Hiding beyond the Milky Way, meanwhile, are heaven-like places called “camps,” home to the spirits who created the world, Anderson said. Looking at recent images from NASA’s James Webb Space Telescope, he recalled, felt like catching his first glimpse of those camps. 

“When these new telescope photos showed all these new galaxies I hadn’t seen before, it made my mouth fall open, because that’s the camps we’ve always talked about,” he said. “That’s where our ancestors are; it’s where we go when we die. We also believe our creators went back up there to be with their ancestors.” Such Indigenous lore featured prominently in this month’s annual Astro Rocks Fest in Mount Magnet, Western Australia. Aboriginal elders held talks on astronomy, Indigenous art exhibitions revealed tales from the sky, and young locals screened short films inspired by Indigenous astronomy.

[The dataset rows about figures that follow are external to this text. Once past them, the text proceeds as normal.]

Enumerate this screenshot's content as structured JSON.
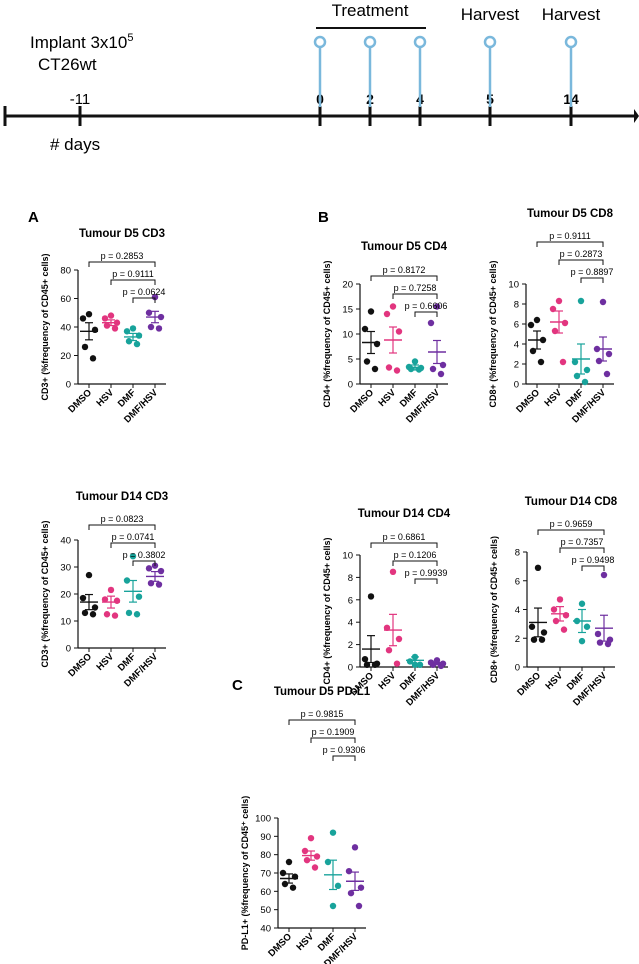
{
  "timeline": {
    "implant_label": "Implant 3x10",
    "implant_sup": "5",
    "cell_line": "CT26wt",
    "days_label": "# days",
    "treatment_label": "Treatment",
    "harvest_label_1": "Harvest",
    "harvest_label_2": "Harvest",
    "ticks": [
      "-11",
      "0",
      "2",
      "4",
      "5",
      "14"
    ]
  },
  "panel_letters": [
    "A",
    "B",
    "C"
  ],
  "colors": {
    "DMSO": "#111111",
    "HSV": "#e2357f",
    "DMF": "#18a39b",
    "DMF/HSV": "#6e2fa0",
    "timeline_marker": "#7ab8dc",
    "axis": "#111111"
  },
  "chart_data": [
    {
      "id": "d5cd3",
      "type": "scatter",
      "title": "Tumour D5 CD3",
      "ylabel": "CD3+ (%frequency of CD45+ cells)",
      "ylim": [
        0,
        80
      ],
      "yticks": [
        0,
        20,
        40,
        60,
        80
      ],
      "categories": [
        "DMSO",
        "HSV",
        "DMF",
        "DMF/HSV"
      ],
      "series": [
        {
          "name": "DMSO",
          "points": [
            49,
            46,
            38,
            26,
            18
          ],
          "mean": 37,
          "sem": 6
        },
        {
          "name": "HSV",
          "points": [
            48,
            46,
            43,
            41,
            39
          ],
          "mean": 43,
          "sem": 2
        },
        {
          "name": "DMF",
          "points": [
            39,
            37,
            34,
            30,
            28
          ],
          "mean": 33,
          "sem": 2.5
        },
        {
          "name": "DMF/HSV",
          "points": [
            61,
            50,
            47,
            40,
            39
          ],
          "mean": 47,
          "sem": 4
        }
      ],
      "pvalues": [
        {
          "text": "p = 0.2853",
          "from": "DMSO",
          "to": "DMF/HSV"
        },
        {
          "text": "p = 0.9111",
          "from": "HSV",
          "to": "DMF/HSV"
        },
        {
          "text": "p = 0.0624",
          "from": "DMF",
          "to": "DMF/HSV"
        }
      ]
    },
    {
      "id": "d5cd4",
      "type": "scatter",
      "title": "Tumour D5 CD4",
      "ylabel": "CD4+ (%frequency of CD45+ cells)",
      "ylim": [
        0,
        20
      ],
      "yticks": [
        0,
        5,
        10,
        15,
        20
      ],
      "categories": [
        "DMSO",
        "HSV",
        "DMF",
        "DMF/HSV"
      ],
      "series": [
        {
          "name": "DMSO",
          "points": [
            14.5,
            11,
            8,
            4.5,
            3
          ],
          "mean": 8.3,
          "sem": 2.2
        },
        {
          "name": "HSV",
          "points": [
            15.5,
            14,
            10.5,
            3.3,
            2.7
          ],
          "mean": 8.8,
          "sem": 2.6
        },
        {
          "name": "DMF",
          "points": [
            4.5,
            3.4,
            3.2,
            3,
            2.9
          ],
          "mean": 3.3,
          "sem": 0.5
        },
        {
          "name": "DMF/HSV",
          "points": [
            15.5,
            12.2,
            3.8,
            3,
            2
          ],
          "mean": 6.4,
          "sem": 2.3
        }
      ],
      "pvalues": [
        {
          "text": "p = 0.8172",
          "from": "DMSO",
          "to": "DMF/HSV"
        },
        {
          "text": "p = 0.7258",
          "from": "HSV",
          "to": "DMF/HSV"
        },
        {
          "text": "p = 0.6606",
          "from": "DMF",
          "to": "DMF/HSV"
        }
      ]
    },
    {
      "id": "d5cd8",
      "type": "scatter",
      "title": "Tumour D5 CD8",
      "ylabel": "CD8+ (%frequency of CD45+ cells)",
      "ylim": [
        0,
        10
      ],
      "yticks": [
        0,
        2,
        4,
        6,
        8,
        10
      ],
      "categories": [
        "DMSO",
        "HSV",
        "DMF",
        "DMF/HSV"
      ],
      "series": [
        {
          "name": "DMSO",
          "points": [
            6.4,
            5.9,
            4.4,
            3.3,
            2.2
          ],
          "mean": 4.4,
          "sem": 0.9
        },
        {
          "name": "HSV",
          "points": [
            8.3,
            7.5,
            6.1,
            5.3,
            2.2
          ],
          "mean": 6.2,
          "sem": 1.1
        },
        {
          "name": "DMF",
          "points": [
            8.3,
            2.2,
            1.4,
            0.8,
            0.2
          ],
          "mean": 2.5,
          "sem": 1.5
        },
        {
          "name": "DMF/HSV",
          "points": [
            8.2,
            3.5,
            3.0,
            2.3,
            1.0
          ],
          "mean": 3.5,
          "sem": 1.2
        }
      ],
      "pvalues": [
        {
          "text": "p = 0.9111",
          "from": "DMSO",
          "to": "DMF/HSV"
        },
        {
          "text": "p = 0.2873",
          "from": "HSV",
          "to": "DMF/HSV"
        },
        {
          "text": "p = 0.8897",
          "from": "DMF",
          "to": "DMF/HSV"
        }
      ]
    },
    {
      "id": "d14cd3",
      "type": "scatter",
      "title": "Tumour D14 CD3",
      "ylabel": "CD3+ (%frequency of CD45+ cells)",
      "ylim": [
        0,
        40
      ],
      "yticks": [
        0,
        10,
        20,
        30,
        40
      ],
      "categories": [
        "DMSO",
        "HSV",
        "DMF",
        "DMF/HSV"
      ],
      "series": [
        {
          "name": "DMSO",
          "points": [
            27,
            18.5,
            15,
            13,
            12.5
          ],
          "mean": 17,
          "sem": 2.8
        },
        {
          "name": "HSV",
          "points": [
            21.5,
            18,
            17.5,
            12.5,
            12
          ],
          "mean": 17,
          "sem": 2.2
        },
        {
          "name": "DMF",
          "points": [
            34,
            25,
            19,
            13,
            12.5
          ],
          "mean": 21,
          "sem": 4
        },
        {
          "name": "DMF/HSV",
          "points": [
            30.5,
            29.5,
            28.5,
            24,
            23.5
          ],
          "mean": 26.5,
          "sem": 1.8
        }
      ],
      "pvalues": [
        {
          "text": "p = 0.0823",
          "from": "DMSO",
          "to": "DMF/HSV"
        },
        {
          "text": "p = 0.0741",
          "from": "HSV",
          "to": "DMF/HSV"
        },
        {
          "text": "p = 0.3802",
          "from": "DMF",
          "to": "DMF/HSV"
        }
      ]
    },
    {
      "id": "d14cd4",
      "type": "scatter",
      "title": "Tumour D14 CD4",
      "ylabel": "CD4+ (%frequency of CD45+ cells)",
      "ylim": [
        0,
        10
      ],
      "yticks": [
        0,
        2,
        4,
        6,
        8,
        10
      ],
      "categories": [
        "DMSO",
        "HSV",
        "DMF",
        "DMF/HSV"
      ],
      "series": [
        {
          "name": "DMSO",
          "points": [
            6.3,
            0.7,
            0.3,
            0.2,
            0.2
          ],
          "mean": 1.6,
          "sem": 1.2
        },
        {
          "name": "HSV",
          "points": [
            8.5,
            3.5,
            2.5,
            1.5,
            0.3
          ],
          "mean": 3.3,
          "sem": 1.4
        },
        {
          "name": "DMF",
          "points": [
            0.9,
            0.5,
            0.2,
            0.2
          ],
          "mean": 0.6,
          "sem": 0.3
        },
        {
          "name": "DMF/HSV",
          "points": [
            0.6,
            0.4,
            0.3,
            0.2,
            0.1
          ],
          "mean": 0.3,
          "sem": 0.1
        }
      ],
      "pvalues": [
        {
          "text": "p = 0.6861",
          "from": "DMSO",
          "to": "DMF/HSV"
        },
        {
          "text": "p = 0.1206",
          "from": "HSV",
          "to": "DMF/HSV"
        },
        {
          "text": "p = 0.9939",
          "from": "DMF",
          "to": "DMF/HSV"
        }
      ]
    },
    {
      "id": "d14cd8",
      "type": "scatter",
      "title": "Tumour D14 CD8",
      "ylabel": "CD8+ (%frequency of CD45+ cells)",
      "ylim": [
        0,
        8
      ],
      "yticks": [
        0,
        2,
        4,
        6,
        8
      ],
      "categories": [
        "DMSO",
        "HSV",
        "DMF",
        "DMF/HSV"
      ],
      "series": [
        {
          "name": "DMSO",
          "points": [
            6.9,
            2.8,
            2.4,
            1.9,
            1.9
          ],
          "mean": 3.1,
          "sem": 1.0
        },
        {
          "name": "HSV",
          "points": [
            4.7,
            4.0,
            3.6,
            3.2,
            2.6
          ],
          "mean": 3.7,
          "sem": 0.5
        },
        {
          "name": "DMF",
          "points": [
            4.4,
            3.2,
            2.8,
            1.8
          ],
          "mean": 3.2,
          "sem": 0.8
        },
        {
          "name": "DMF/HSV",
          "points": [
            6.4,
            2.3,
            1.9,
            1.7,
            1.6
          ],
          "mean": 2.7,
          "sem": 0.9
        }
      ],
      "pvalues": [
        {
          "text": "p = 0.9659",
          "from": "DMSO",
          "to": "DMF/HSV"
        },
        {
          "text": "p = 0.7357",
          "from": "HSV",
          "to": "DMF/HSV"
        },
        {
          "text": "p = 0.9498",
          "from": "DMF",
          "to": "DMF/HSV"
        }
      ]
    },
    {
      "id": "d5pdl1",
      "type": "scatter",
      "title": "Tumour D5 PD-L1",
      "ylabel": "PD-L1+ (%frequency of CD45⁺ cells)",
      "ylim": [
        40,
        100
      ],
      "yticks": [
        40,
        50,
        60,
        70,
        80,
        90,
        100
      ],
      "categories": [
        "DMSO",
        "HSV",
        "DMF",
        "DMF/HSV"
      ],
      "series": [
        {
          "name": "DMSO",
          "points": [
            76,
            70,
            68,
            64,
            62
          ],
          "mean": 67,
          "sem": 2.5
        },
        {
          "name": "HSV",
          "points": [
            89,
            82,
            79,
            77,
            73
          ],
          "mean": 79.5,
          "sem": 2.5
        },
        {
          "name": "DMF",
          "points": [
            92,
            76,
            63,
            52
          ],
          "mean": 69,
          "sem": 8
        },
        {
          "name": "DMF/HSV",
          "points": [
            84,
            71,
            62,
            59,
            52
          ],
          "mean": 65.5,
          "sem": 5
        }
      ],
      "pvalues": [
        {
          "text": "p = 0.9815",
          "from": "DMSO",
          "to": "DMF/HSV"
        },
        {
          "text": "p = 0.1909",
          "from": "HSV",
          "to": "DMF/HSV"
        },
        {
          "text": "p = 0.9306",
          "from": "DMF",
          "to": "DMF/HSV"
        }
      ]
    }
  ]
}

Western Australia also recently opened an Indigenous astronomy facility at Perth Observatory, a small, open-air structure adorned with a mural of an emu flying toward the moon. At the site, called Worl Wangkiny, Aboriginal guides point out Larawag, Wurren, Ginan, and Unurgunite, four stars the International Astronomical Union has re-cataloged by those traditional names.

Last year, to recognize Anderson’s contributions to the field, the International Astronomical Union also named an asteroid in his honor: 10040 Ghillar. Anderson said he was responsible for passing his knowledge on to younger generations by talking to them about Indigenous astronomy. This role was crucial, as the subject is absent from official Australian curricula.

“Those of us who do know about the sky, and do know its stories, we need to teach that so it doesn’t get lost,” he said. “This is thousands of years of our knowledge. We need to protect it.”